In an exclusive excerpt from his upcoming shareholder letter, Warren Buffett looks back at a pair of real estate purchases and the lessons they offer for equity investors.
“Investment is most intelligent when it is most businesslike.” –Benjamin Graham, The Intelligent Investor
It is fitting to have a Ben Graham quote open this essay because I owe so much of what I know about investing to him. I will talk more about Ben a bit later, and I will even sooner talk about common stocks. But let me first tell you about two small nonstock investments that I made long ago. Though neither changed my net worth by much, they are instructive.
This tale begins in Nebraska. From 1973 to 1981, the Midwest experienced an explosion in farm prices, caused by a widespread belief that runaway inflation was coming and fueled by the lending policies of small rural banks. Then the bubble burst, bringing price declines of 50% or more that devastated both leveraged farmers and their lenders. Five times as many Iowa and Nebraska banks failed in that bubble’s aftermath as in our recent Great Recession.

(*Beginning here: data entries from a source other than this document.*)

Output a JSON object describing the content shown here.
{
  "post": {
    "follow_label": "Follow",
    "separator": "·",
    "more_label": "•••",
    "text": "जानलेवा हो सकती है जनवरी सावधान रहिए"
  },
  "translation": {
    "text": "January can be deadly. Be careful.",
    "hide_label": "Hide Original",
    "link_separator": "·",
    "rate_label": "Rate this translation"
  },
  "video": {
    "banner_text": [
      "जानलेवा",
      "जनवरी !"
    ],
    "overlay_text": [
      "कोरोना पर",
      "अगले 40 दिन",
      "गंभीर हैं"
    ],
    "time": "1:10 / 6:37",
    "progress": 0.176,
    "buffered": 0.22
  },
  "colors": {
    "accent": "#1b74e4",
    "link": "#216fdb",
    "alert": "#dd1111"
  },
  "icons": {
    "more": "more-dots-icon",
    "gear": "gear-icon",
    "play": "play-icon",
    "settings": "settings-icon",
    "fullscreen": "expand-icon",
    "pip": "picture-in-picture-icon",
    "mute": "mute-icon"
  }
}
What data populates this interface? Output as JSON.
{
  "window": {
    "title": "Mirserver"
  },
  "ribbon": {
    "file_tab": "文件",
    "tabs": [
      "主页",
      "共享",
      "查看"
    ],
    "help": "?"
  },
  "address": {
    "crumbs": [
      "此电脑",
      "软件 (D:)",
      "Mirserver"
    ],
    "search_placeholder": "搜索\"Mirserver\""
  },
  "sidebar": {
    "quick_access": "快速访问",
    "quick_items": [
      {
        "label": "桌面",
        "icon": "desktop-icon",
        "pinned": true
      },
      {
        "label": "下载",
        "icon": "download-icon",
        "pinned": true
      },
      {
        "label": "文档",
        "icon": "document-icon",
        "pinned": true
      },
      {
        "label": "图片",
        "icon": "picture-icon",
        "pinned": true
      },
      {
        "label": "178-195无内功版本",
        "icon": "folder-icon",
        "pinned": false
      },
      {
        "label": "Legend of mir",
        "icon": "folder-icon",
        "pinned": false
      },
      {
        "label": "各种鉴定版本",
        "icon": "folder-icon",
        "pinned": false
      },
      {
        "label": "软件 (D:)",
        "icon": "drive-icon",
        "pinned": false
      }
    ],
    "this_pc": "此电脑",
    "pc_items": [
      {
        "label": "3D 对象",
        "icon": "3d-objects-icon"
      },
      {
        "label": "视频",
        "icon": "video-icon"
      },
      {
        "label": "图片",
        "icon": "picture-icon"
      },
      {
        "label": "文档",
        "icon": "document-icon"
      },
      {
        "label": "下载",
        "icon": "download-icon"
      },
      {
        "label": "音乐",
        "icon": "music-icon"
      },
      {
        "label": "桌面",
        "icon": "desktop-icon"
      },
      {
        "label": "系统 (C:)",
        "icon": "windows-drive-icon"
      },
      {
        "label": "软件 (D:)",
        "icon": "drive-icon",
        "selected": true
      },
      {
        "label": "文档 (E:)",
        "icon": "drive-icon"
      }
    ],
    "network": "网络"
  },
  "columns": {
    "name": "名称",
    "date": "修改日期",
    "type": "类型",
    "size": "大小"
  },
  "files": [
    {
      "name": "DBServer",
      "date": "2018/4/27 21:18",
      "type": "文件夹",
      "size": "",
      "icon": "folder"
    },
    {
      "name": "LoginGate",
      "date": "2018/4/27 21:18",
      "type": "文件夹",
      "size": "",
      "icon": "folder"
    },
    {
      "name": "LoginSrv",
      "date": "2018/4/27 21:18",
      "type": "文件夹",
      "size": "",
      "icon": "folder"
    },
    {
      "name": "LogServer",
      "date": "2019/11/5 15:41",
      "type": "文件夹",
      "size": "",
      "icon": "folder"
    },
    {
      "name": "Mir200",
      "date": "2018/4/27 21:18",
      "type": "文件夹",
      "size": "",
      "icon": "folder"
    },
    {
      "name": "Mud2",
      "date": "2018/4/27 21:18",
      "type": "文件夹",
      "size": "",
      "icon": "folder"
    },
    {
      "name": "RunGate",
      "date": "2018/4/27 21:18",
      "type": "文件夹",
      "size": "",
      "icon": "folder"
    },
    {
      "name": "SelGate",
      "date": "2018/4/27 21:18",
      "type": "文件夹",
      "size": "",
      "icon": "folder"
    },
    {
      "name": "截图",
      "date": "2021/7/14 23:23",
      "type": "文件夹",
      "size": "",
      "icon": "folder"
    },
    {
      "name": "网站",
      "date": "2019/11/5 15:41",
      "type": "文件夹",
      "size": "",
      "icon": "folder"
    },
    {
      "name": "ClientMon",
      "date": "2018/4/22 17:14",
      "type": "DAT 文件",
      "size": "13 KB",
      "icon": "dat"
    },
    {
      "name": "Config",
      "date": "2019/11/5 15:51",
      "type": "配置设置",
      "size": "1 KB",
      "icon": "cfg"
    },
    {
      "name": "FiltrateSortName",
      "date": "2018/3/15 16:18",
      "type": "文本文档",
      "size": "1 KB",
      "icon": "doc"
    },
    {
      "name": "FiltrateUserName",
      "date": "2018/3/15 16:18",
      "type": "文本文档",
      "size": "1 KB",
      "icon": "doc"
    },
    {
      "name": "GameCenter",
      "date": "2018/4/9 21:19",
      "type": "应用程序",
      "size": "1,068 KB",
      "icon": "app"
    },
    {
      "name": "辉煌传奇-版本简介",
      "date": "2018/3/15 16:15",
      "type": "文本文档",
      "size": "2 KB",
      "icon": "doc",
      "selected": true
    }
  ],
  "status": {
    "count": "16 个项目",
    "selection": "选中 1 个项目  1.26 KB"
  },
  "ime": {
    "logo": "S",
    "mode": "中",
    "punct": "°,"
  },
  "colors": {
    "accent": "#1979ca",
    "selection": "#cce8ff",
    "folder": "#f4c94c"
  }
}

In 1986, I purchased a 400-acre farm, located 50 miles north of Omaha, from the FDIC. It cost me $280,000, considerably less than what a failed bank had lent against the farm a few years earlier. I knew nothing about operating a farm. But I have a son who loves farming, and I learned from him both how many bushels of corn and soybeans the farm would produce and what the operating expenses would be. From these estimates, I calculated the normalized return from the farm to then be about 10%. I also thought it was likely that productivity would improve over time and that crop prices would move higher as well. Both expectations proved out.